Cole Haan is the latest brand to announce its plan to go public at a time when its continued push into the winning athleisure sector has helped drive double-digit growth in sales and profits.
Two months after confirming that it had begun preparing for an initial public offering, the American footwear label yesterday said that it had confidentially submitted its draft registration statement with the Securities and Exchange Commission, thus making official its move into the public arena.
While the size of the offering and the timing have yet to be determined, the IPO is expected to commence after the SEC completes its review process.
Experts are bullish on Cole Haan’s potential as a publicly traded company, noting the shoemaker’s evolution from its classic New England dress styles to performance- and tech-driven footwear while approaching its 92nd year in business.
“Cole Haan has been at the forefront of innovation in the space while also remaining commercial,” explained Beth Goldstein, fashion footwear and accessories analyst at The NPD Group Inc. “Given the success and the growth the brand has had over the past few years, the timing of the filing is understandable as they look to raise funds to fund future expansion.”
The company has lately managed to find a sweet spot between fashion and technology with trend-driven styles that incorporate proprietary cushioning systems and lightweight outsoles. For the fiscal year ended June 1, Cole Haan’s revenues increased 14% to $687 million, while its adjusted earnings climbed 56% to $95.3 million.
However, the brand is stepping into the public market at a challenging time. Other fashion firms that have launched IPOs in the past year have had mixed results, including online luxury marketplace Farfetch and denim purveyor Levi Strauss. And some retail firms, such as Hudson’s Bay Co., are even opting to go private. The last major footwear IPOs were Crocs and Heelys — both in 2006.

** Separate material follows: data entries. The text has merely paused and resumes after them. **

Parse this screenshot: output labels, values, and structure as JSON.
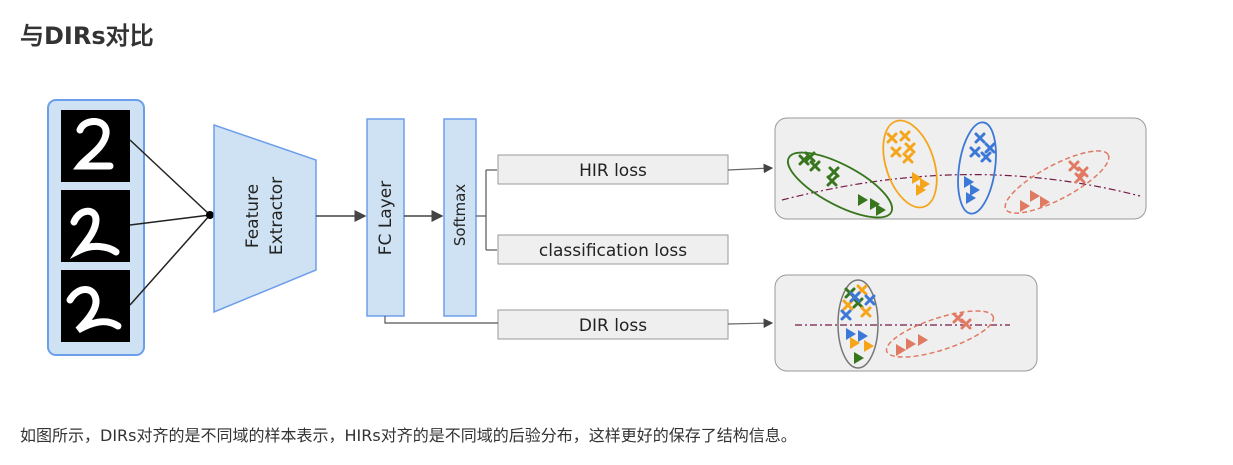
{
  "heading": "与DIRs对比",
  "diagram": {
    "feature_extractor": [
      "Feature",
      "Extractor"
    ],
    "fc_layer": "FC  Layer",
    "softmax": "Softmax",
    "hir_loss": "HIR loss",
    "classification_loss": "classification loss",
    "dir_loss": "DIR loss"
  },
  "caption": "如图所示，DIRs对齐的是不同域的样本表示，HIRs对齐的是不同域的后验分布，这样更好的保存了结构信息。",
  "colors": {
    "block_fill": "#cfe2f3",
    "block_stroke": "#6d9eeb",
    "panel_fill": "#efefef",
    "green": "#38761d",
    "orange": "#f6a51a",
    "blue": "#3c78d8",
    "salmon": "#e07a63"
  }
}
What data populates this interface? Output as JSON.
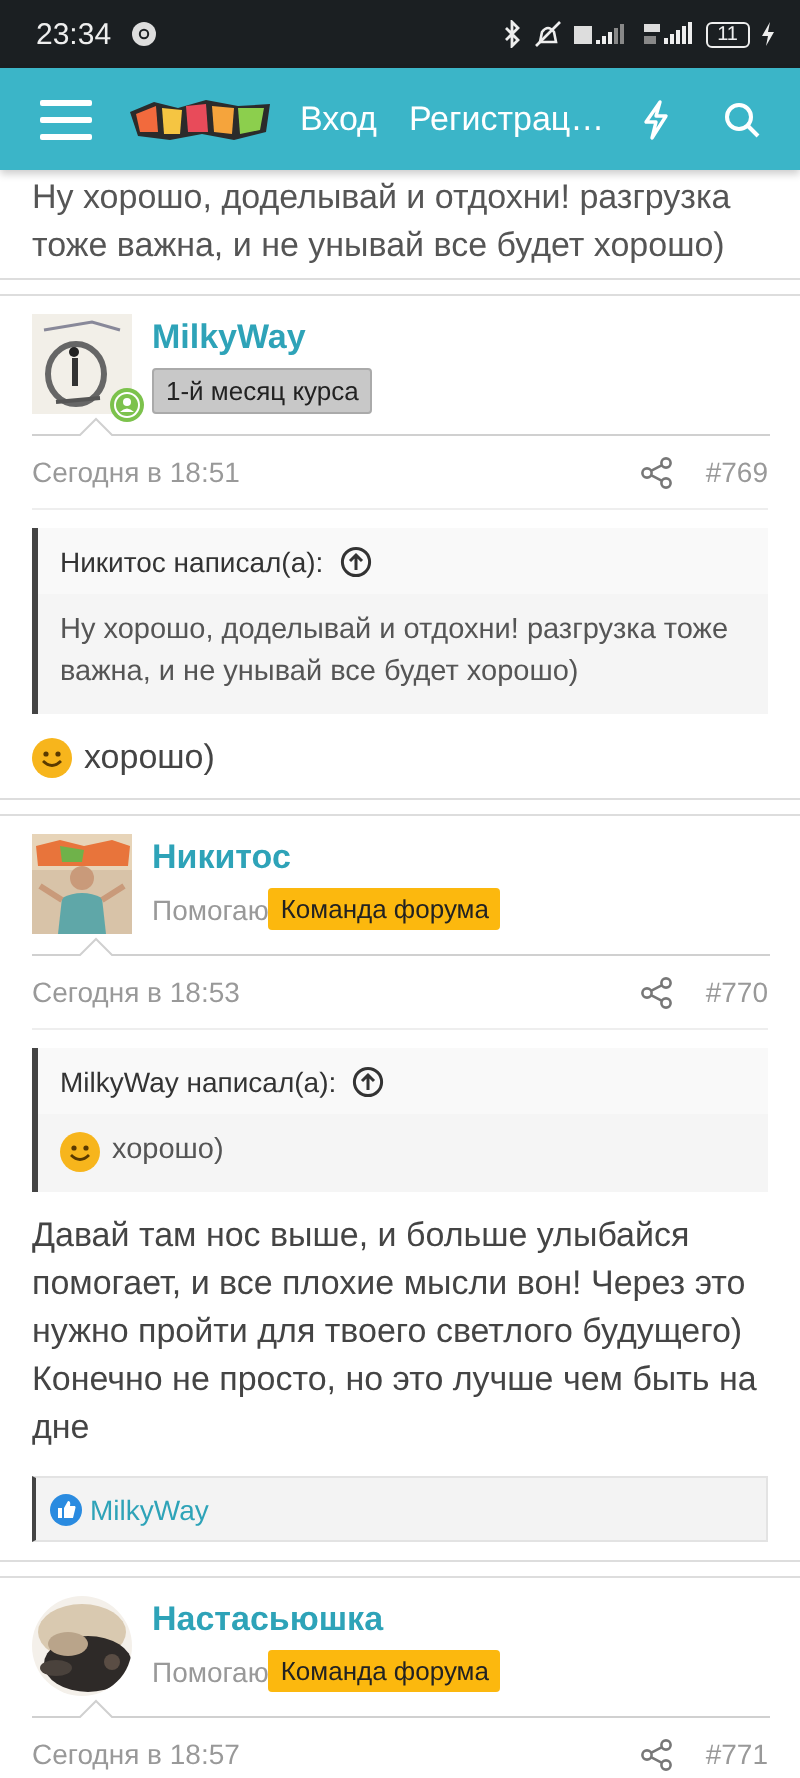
{
  "status_bar": {
    "time": "23:34",
    "battery": "11"
  },
  "header": {
    "nav": [
      {
        "label": "Вход"
      },
      {
        "label": "Регистрац…"
      }
    ]
  },
  "top_fragment": "Ну хорошо, доделывай и отдохни! разгрузка тоже важна, и не унывай все будет хорошо)",
  "posts": [
    {
      "author": "MilkyWay",
      "avatar": {
        "kind": "picture",
        "round": false
      },
      "online": true,
      "badges": [
        {
          "kind": "rank",
          "text": "1-й месяц курса"
        }
      ],
      "date": "Сегодня в 18:51",
      "number": "#769",
      "quote": {
        "header": "Никитос написал(а):",
        "body": [
          {
            "kind": "text",
            "text": "Ну хорошо, доделывай и отдохни! разгрузка тоже важна, и не унывай все будет хорошо)"
          }
        ]
      },
      "body": [
        {
          "kind": "smiley"
        },
        {
          "kind": "text",
          "text": "хорошо)"
        }
      ]
    },
    {
      "author": "Никитос",
      "avatar": {
        "kind": "picture",
        "round": false
      },
      "online": false,
      "badges": [
        {
          "kind": "title",
          "text": "Помогаю"
        },
        {
          "kind": "team",
          "text": "Команда форума"
        }
      ],
      "date": "Сегодня в 18:53",
      "number": "#770",
      "quote": {
        "header": "MilkyWay написал(а):",
        "body": [
          {
            "kind": "smiley"
          },
          {
            "kind": "text",
            "text": "хорошо)"
          }
        ]
      },
      "body": [
        {
          "kind": "text",
          "text": "Давай там нос выше, и больше улыбайся помогает, и все плохие мысли вон! Через это нужно пройти для твоего светлого будущего) Конечно не просто, но это лучше чем быть на дне"
        }
      ],
      "likes": [
        "MilkyWay"
      ]
    },
    {
      "author": "Настасьюшка",
      "avatar": {
        "kind": "picture",
        "round": true
      },
      "online": false,
      "badges": [
        {
          "kind": "title",
          "text": "Помогаю"
        },
        {
          "kind": "team",
          "text": "Команда форума"
        }
      ],
      "date": "Сегодня в 18:57",
      "number": "#771"
    }
  ]
}
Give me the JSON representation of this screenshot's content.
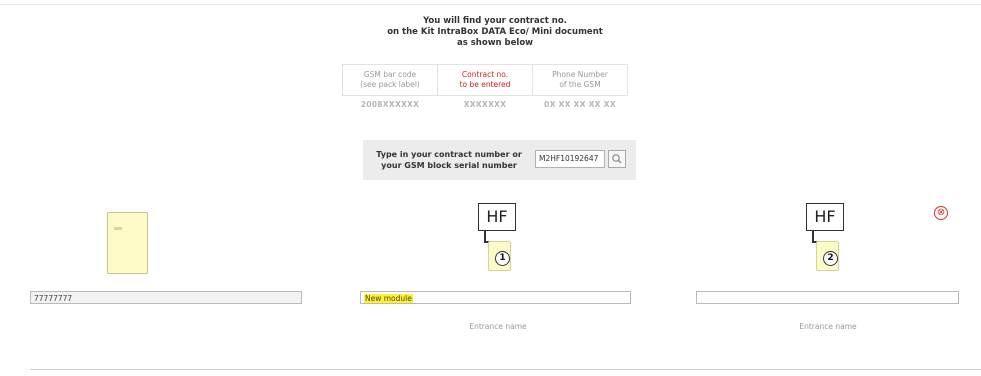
{
  "intro": {
    "line1": "You will find your contract no.",
    "line2": "on the Kit IntraBox DATA Eco/ Mini document",
    "line3": "as shown below"
  },
  "contract_table": {
    "headers": [
      {
        "line1": "GSM bar code",
        "line2": "(see pack label)"
      },
      {
        "line1": "Contract no.",
        "line2": "to be entered"
      },
      {
        "line1": "Phone Number",
        "line2": "of the GSM"
      }
    ],
    "values": [
      "2008XXXXXX",
      "XXXXXXX",
      "0X XX XX XX XX"
    ],
    "highlight_color": "#cc2222"
  },
  "search": {
    "label_line1": "Type in your contract number or",
    "label_line2": "your GSM block serial number",
    "value": "M2HF10192647",
    "button_icon": "search-icon"
  },
  "modules": [
    {
      "field_value": "77777777"
    },
    {
      "hf_label": "HF",
      "number": "1",
      "field_value": "New module",
      "field_label": "Entrance name"
    },
    {
      "hf_label": "HF",
      "number": "2",
      "field_value": "",
      "field_label": "Entrance name"
    }
  ],
  "close_icon": {
    "glyph": "⊗",
    "color": "#d23333"
  },
  "colors": {
    "device_fill": "#fcfbc7",
    "highlight": "#fff12b"
  }
}
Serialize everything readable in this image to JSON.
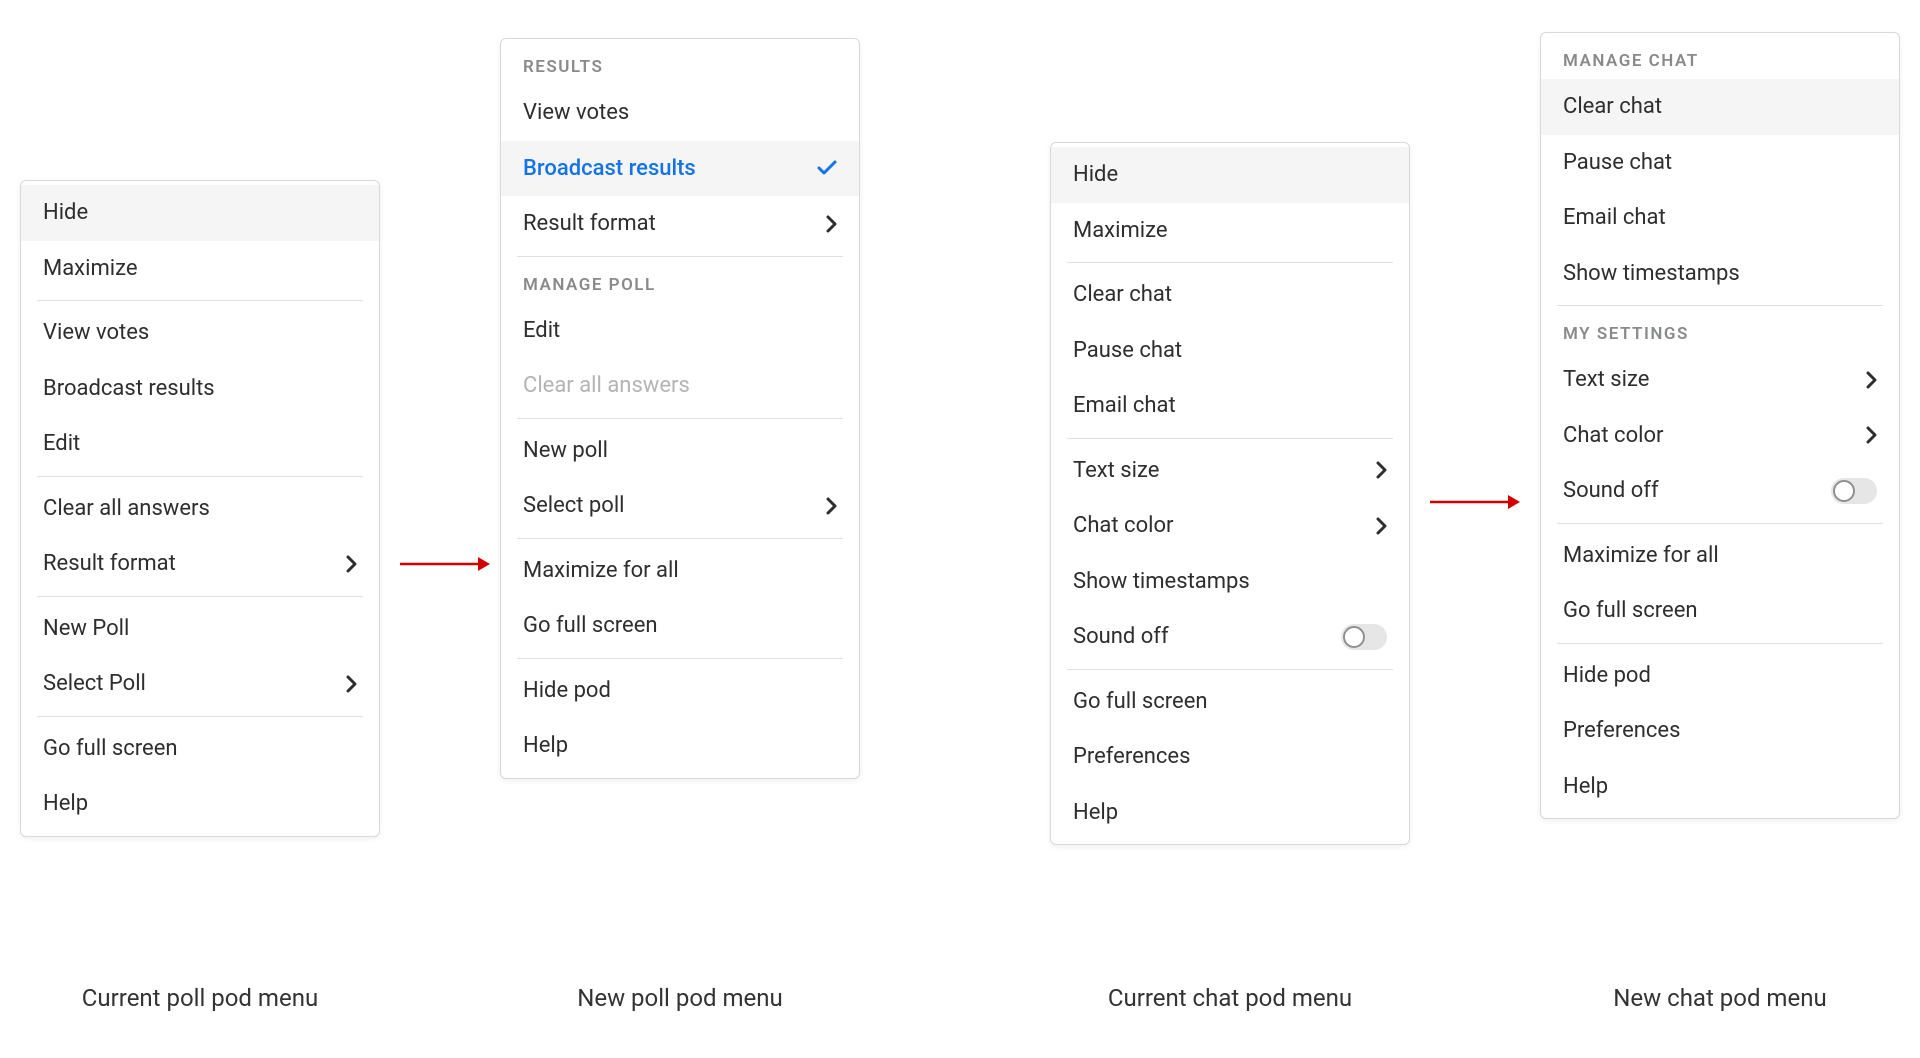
{
  "captions": {
    "currentPoll": "Current poll pod menu",
    "newPoll": "New poll pod menu",
    "currentChat": "Current chat pod menu",
    "newChat": "New chat pod menu"
  },
  "currentPollMenu": {
    "hide": "Hide",
    "maximize": "Maximize",
    "viewVotes": "View votes",
    "broadcastResults": "Broadcast results",
    "edit": "Edit",
    "clearAllAnswers": "Clear all answers",
    "resultFormat": "Result format",
    "newPoll": "New Poll",
    "selectPoll": "Select Poll",
    "goFullScreen": "Go full screen",
    "help": "Help"
  },
  "newPollMenu": {
    "sectionResults": "RESULTS",
    "viewVotes": "View votes",
    "broadcastResults": "Broadcast results",
    "resultFormat": "Result format",
    "sectionManage": "MANAGE POLL",
    "edit": "Edit",
    "clearAllAnswers": "Clear all answers",
    "newPoll": "New poll",
    "selectPoll": "Select poll",
    "maximizeForAll": "Maximize for all",
    "goFullScreen": "Go full screen",
    "hidePod": "Hide pod",
    "help": "Help"
  },
  "currentChatMenu": {
    "hide": "Hide",
    "maximize": "Maximize",
    "clearChat": "Clear chat",
    "pauseChat": "Pause chat",
    "emailChat": "Email chat",
    "textSize": "Text size",
    "chatColor": "Chat color",
    "showTimestamps": "Show timestamps",
    "soundOff": "Sound off",
    "goFullScreen": "Go full screen",
    "preferences": "Preferences",
    "help": "Help"
  },
  "newChatMenu": {
    "sectionManage": "MANAGE CHAT",
    "clearChat": "Clear chat",
    "pauseChat": "Pause chat",
    "emailChat": "Email chat",
    "showTimestamps": "Show timestamps",
    "sectionMySettings": "MY SETTINGS",
    "textSize": "Text size",
    "chatColor": "Chat color",
    "soundOff": "Sound off",
    "maximizeForAll": "Maximize for all",
    "goFullScreen": "Go full screen",
    "hidePod": "Hide pod",
    "preferences": "Preferences",
    "help": "Help"
  },
  "colors": {
    "selectedBlue": "#1473e6",
    "arrowRed": "#d40000"
  }
}
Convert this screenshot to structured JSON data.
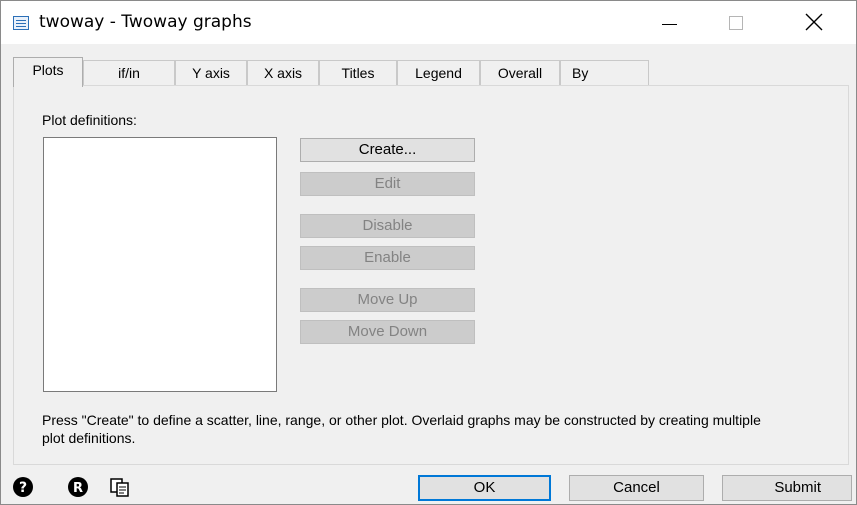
{
  "window": {
    "title": "twoway - Twoway graphs"
  },
  "tabs": [
    {
      "label": "Plots",
      "active": true
    },
    {
      "label": "if/in"
    },
    {
      "label": "Y axis"
    },
    {
      "label": "X axis"
    },
    {
      "label": "Titles"
    },
    {
      "label": "Legend"
    },
    {
      "label": "Overall"
    },
    {
      "label": "By"
    }
  ],
  "plots": {
    "definitions_label": "Plot definitions:",
    "buttons": {
      "create": "Create...",
      "edit": "Edit",
      "disable": "Disable",
      "enable": "Enable",
      "move_up": "Move Up",
      "move_down": "Move Down"
    },
    "hint": "Press \"Create\" to define a scatter, line, range, or other plot. Overlaid graphs may be constructed by creating multiple plot definitions."
  },
  "footer": {
    "ok": "OK",
    "cancel": "Cancel",
    "submit": "Submit",
    "icons": [
      "help-icon",
      "reset-icon",
      "copy-command-icon"
    ]
  }
}
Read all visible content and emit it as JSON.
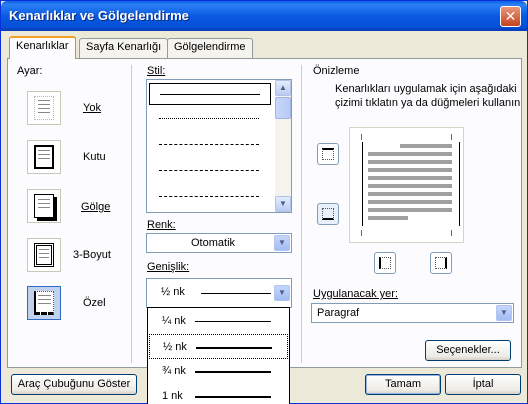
{
  "window": {
    "title": "Kenarlıklar ve Gölgelendirme",
    "close_glyph": "✕"
  },
  "tabs": [
    {
      "label": "Kenarlıklar"
    },
    {
      "label": "Sayfa Kenarlığı"
    },
    {
      "label": "Gölgelendirme"
    }
  ],
  "setting": {
    "header": "Ayar:",
    "options": [
      {
        "label": "Yok"
      },
      {
        "label": "Kutu"
      },
      {
        "label": "Gölge"
      },
      {
        "label": "3-Boyut"
      },
      {
        "label": "Özel"
      }
    ]
  },
  "style": {
    "label": "Stil:"
  },
  "color": {
    "label": "Renk:",
    "value": "Otomatik"
  },
  "width": {
    "label": "Genişlik:",
    "value": "½ nk",
    "options": [
      {
        "label": "¼ nk"
      },
      {
        "label": "½ nk"
      },
      {
        "label": "¾ nk"
      },
      {
        "label": "1 nk"
      }
    ]
  },
  "preview": {
    "header": "Önizleme",
    "instructions_line1": "Kenarlıkları uygulamak için aşağıdaki",
    "instructions_line2": "çizimi tıklatın ya da düğmeleri kullanın"
  },
  "apply_to": {
    "label": "Uygulanacak yer:",
    "value": "Paragraf"
  },
  "buttons": {
    "options": "Seçenekler...",
    "toolbar": "Araç Çubuğunu Göster",
    "ok": "Tamam",
    "cancel": "İptal"
  },
  "colors": {
    "title_bar": "#0a5ae0",
    "dialog_bg": "#ece9d8",
    "panel_bg": "#fcfcfe",
    "accent": "#316ac5"
  }
}
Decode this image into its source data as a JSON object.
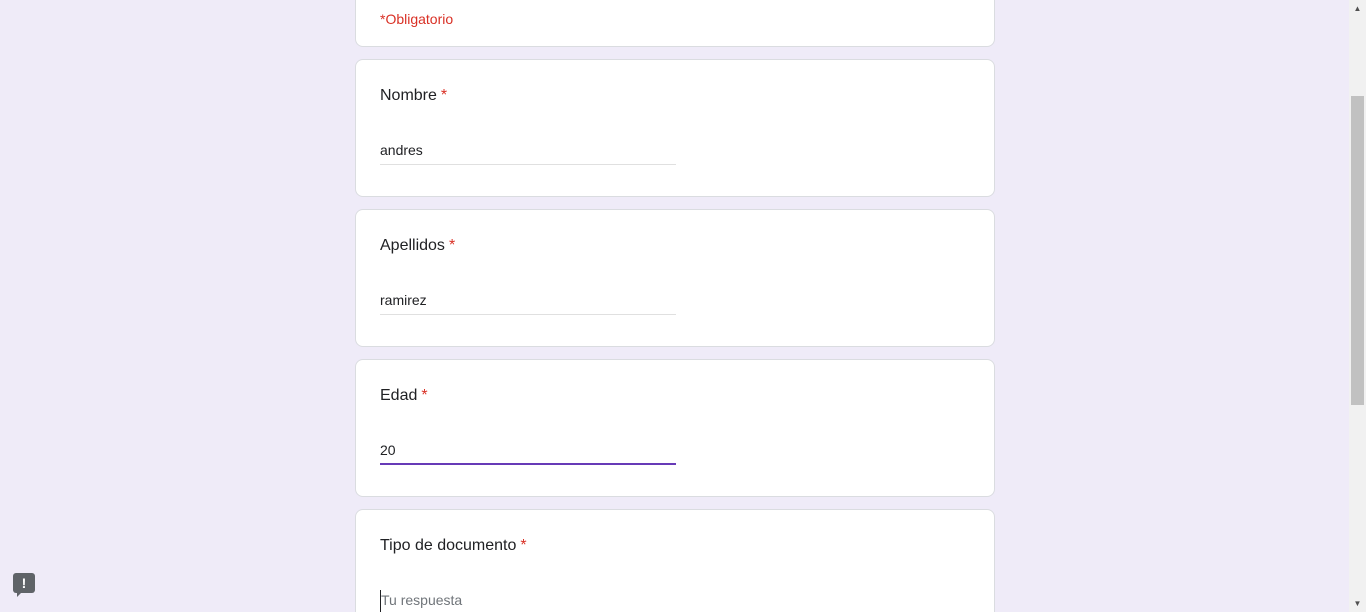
{
  "form": {
    "required_note": "*Obligatorio",
    "required_marker": "*",
    "questions": [
      {
        "label": "Nombre",
        "value": "andres"
      },
      {
        "label": "Apellidos",
        "value": "ramirez"
      },
      {
        "label": "Edad",
        "value": "20"
      },
      {
        "label": "Tipo de documento",
        "placeholder": "Tu respuesta"
      }
    ]
  },
  "icons": {
    "feedback": "feedback-icon",
    "scroll_up": "▲",
    "scroll_down": "▼"
  },
  "colors": {
    "background": "#efebf8",
    "accent": "#673ab7",
    "required": "#d93025"
  }
}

Goldstein noted Cole Haan will be taking on substantial fiscal responsibilities as a public entity. “The downside would be if the pressures of having to report earnings to shareholders quarterly hinder [Cole Haan’s] innovation in any way,” she said.
In a similar vein, Susan Anderson, senior equity research analyst at B. Riley FBR, told FN, “There’s always the pressure to make or beat earnings, and sometimes that forces public companies to do things they wouldn’t do if they were private.”
Cole Haan’s IPO also comes during a period of uncertainty for the footwear industry at large, which is faced with new upcoming tariffs on Chinese imports, as well as broader retail-sector challenges evidenced by high-profile bankruptcies and widespread store closures.
The heritage brand, currently owned by private equity firm Apax Partners, has undergone significant changes since it was sold by Nike for $570 million in 2013. At the time, Cole Haan’s business was centered on dress shoes, but it has since shifted its focus to fashion-comfort and casual footwear lines as the athleisure trend has picked up momentum.
According to Moody’s Investors Service, athletic silhouettes represent nearly a fifth of Cole Haan’s footwear sales. Over the summer, the brand launched its comfort-focused Grand Ambition line, created in collaboration with the University of Massachusetts Amherst’s Biomechanics Laboratory. It also has a foot in the sneaker space and in January put a fresh spin on its popular Zerøgrand collection with its All-Day Trainer.
“People are looking for something new and differentiated versus the athletic shoes that they used to wear with everything,” Anderson said. “Consumers still want to be comfortable, and that’s not going to go away. The comfort and quality of [Cole Haan’s] sneakers is where they excel versus other brands.”